After being absent from West Africa since the late 1990s, Smedvig made its way back last year through a two-well exploration contract off Mauritania with Woodside Petroleum. The work was carried out by drillship West Navigator, which demonstrated its capabilities when drilling the Tiof West well on the Chinguetti field. From arrival on location to completion of drilling at a total depth of 2,992m, the rig first set and tested the BOP in a water depth of 1,351 m, and then drilled 1,641 m, all in a record-breaking 5.3 days.

West Navigator is equipped with a dual derrick which allows drilling and completion operations to be performed simultaneously, enabling it to achieve a 20-40% gain in efficiency compared with single-derrick units, the company says. The rig, designed for working in both deep waters and harsh environments, has a high deck-load capacity which enables it to carry up to 2,500 m of riser and 10,000 m of drill-pipe, giving it a high degree of autonomy.

The ship's impressive performance on Tiof West prompted Woodside to negotiate the ensuing development drilling assignment with Smedvig on a single-source basis, resulting in a one-year contract. It is due to return to Chinguetti in August, after completing one deepwater exploration well each for Amerada Hess and ChevronTexaco west of the Shetlands. Since it came into operation in 2000, West Navigator has drilled the majority of deepwater wells this side of the Atlantic, Jacobsen points out.

It is likely to maintain this status for some time, as its next assignment after Chinguetti will be to drill the Ormen Lange development wells in the Norwegian sector for Shell. This involves eight firm wells in a water depth of around 900 m, plus four options. The firm part of the contract, which is expected to take 740 days, is worth $167 million.

Elsewhere in West Africa, Smedvig has two rigs drilling development wells for Total in the Congolese sector. West Menang, a semisubmersible tender rig, and T-8, a conventional monohull barge, both began work in June on the N'Kossa field. West Menang is drilling demanding extended-reach wells beyond the capacity of the local tender rig fleet, while T-8, which has proved its capabilities during previous assignments for Total in Thailand, is drilling in-field wells.

Smedvig is the leading tender rig operator, managing 10 of the worldwide fleet of 21 units. But Jacobsen attributes the company's success in winning the contracts in large part to a continuing program of investment in upgrading and expanding the fleet, dating back to the late 1990s.

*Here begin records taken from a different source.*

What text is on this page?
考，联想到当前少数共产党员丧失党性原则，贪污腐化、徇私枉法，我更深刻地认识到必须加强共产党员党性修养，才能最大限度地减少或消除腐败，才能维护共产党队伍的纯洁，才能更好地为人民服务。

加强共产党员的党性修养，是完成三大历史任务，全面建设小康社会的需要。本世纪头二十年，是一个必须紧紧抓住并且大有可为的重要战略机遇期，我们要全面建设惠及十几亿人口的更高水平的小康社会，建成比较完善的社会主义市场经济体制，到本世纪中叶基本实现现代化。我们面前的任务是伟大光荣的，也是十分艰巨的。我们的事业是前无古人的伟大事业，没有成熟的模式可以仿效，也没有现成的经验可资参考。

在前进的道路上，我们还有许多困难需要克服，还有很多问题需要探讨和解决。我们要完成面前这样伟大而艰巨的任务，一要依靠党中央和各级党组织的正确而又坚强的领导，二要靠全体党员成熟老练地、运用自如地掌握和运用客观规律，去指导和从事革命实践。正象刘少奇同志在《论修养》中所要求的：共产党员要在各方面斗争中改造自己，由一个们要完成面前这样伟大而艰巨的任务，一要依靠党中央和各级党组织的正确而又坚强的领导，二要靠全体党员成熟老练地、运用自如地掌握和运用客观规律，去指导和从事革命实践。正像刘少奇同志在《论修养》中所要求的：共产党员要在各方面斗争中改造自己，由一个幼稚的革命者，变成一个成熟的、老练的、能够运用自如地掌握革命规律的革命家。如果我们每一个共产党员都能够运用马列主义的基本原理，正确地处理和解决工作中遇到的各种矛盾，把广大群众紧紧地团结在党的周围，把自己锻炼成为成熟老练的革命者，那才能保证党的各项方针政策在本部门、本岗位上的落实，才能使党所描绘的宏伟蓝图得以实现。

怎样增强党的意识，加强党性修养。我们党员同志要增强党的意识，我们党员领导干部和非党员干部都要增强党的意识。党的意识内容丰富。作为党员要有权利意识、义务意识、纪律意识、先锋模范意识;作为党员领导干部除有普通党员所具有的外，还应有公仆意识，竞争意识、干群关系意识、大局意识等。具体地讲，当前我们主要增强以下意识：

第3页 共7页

It has just replaced the 1975-built T-2 with T-9, which was delivered earlier this year.

While the traditional tender rig is a monohull barge intended for operation in benign weather conditions, Smedvig has focused on developing the semisubmersible tender rig concept. West Pelaut, built in 1994, underwent a significant upgrade this year, while three new rigs have been or are being built. West Menang was delivered in 1999 and West Alliance in 2001. This year an order has been placed with the Keppel FELS yard in Singapore, which built the company's previous three semi tenders, for the construction of West Setia – delivery is due in the third quarter of 2005.

The new unit has been designed with a larger air gap than the existing units. This will give it better marine characteristics, allowing it to operate in parts of the Pacific Asia region where climatic conditions are tougher, such as Cambodia, Vietnam and western Australia, and in the deepwater provinces of Brazil, Gulf of Mexico and West Africa.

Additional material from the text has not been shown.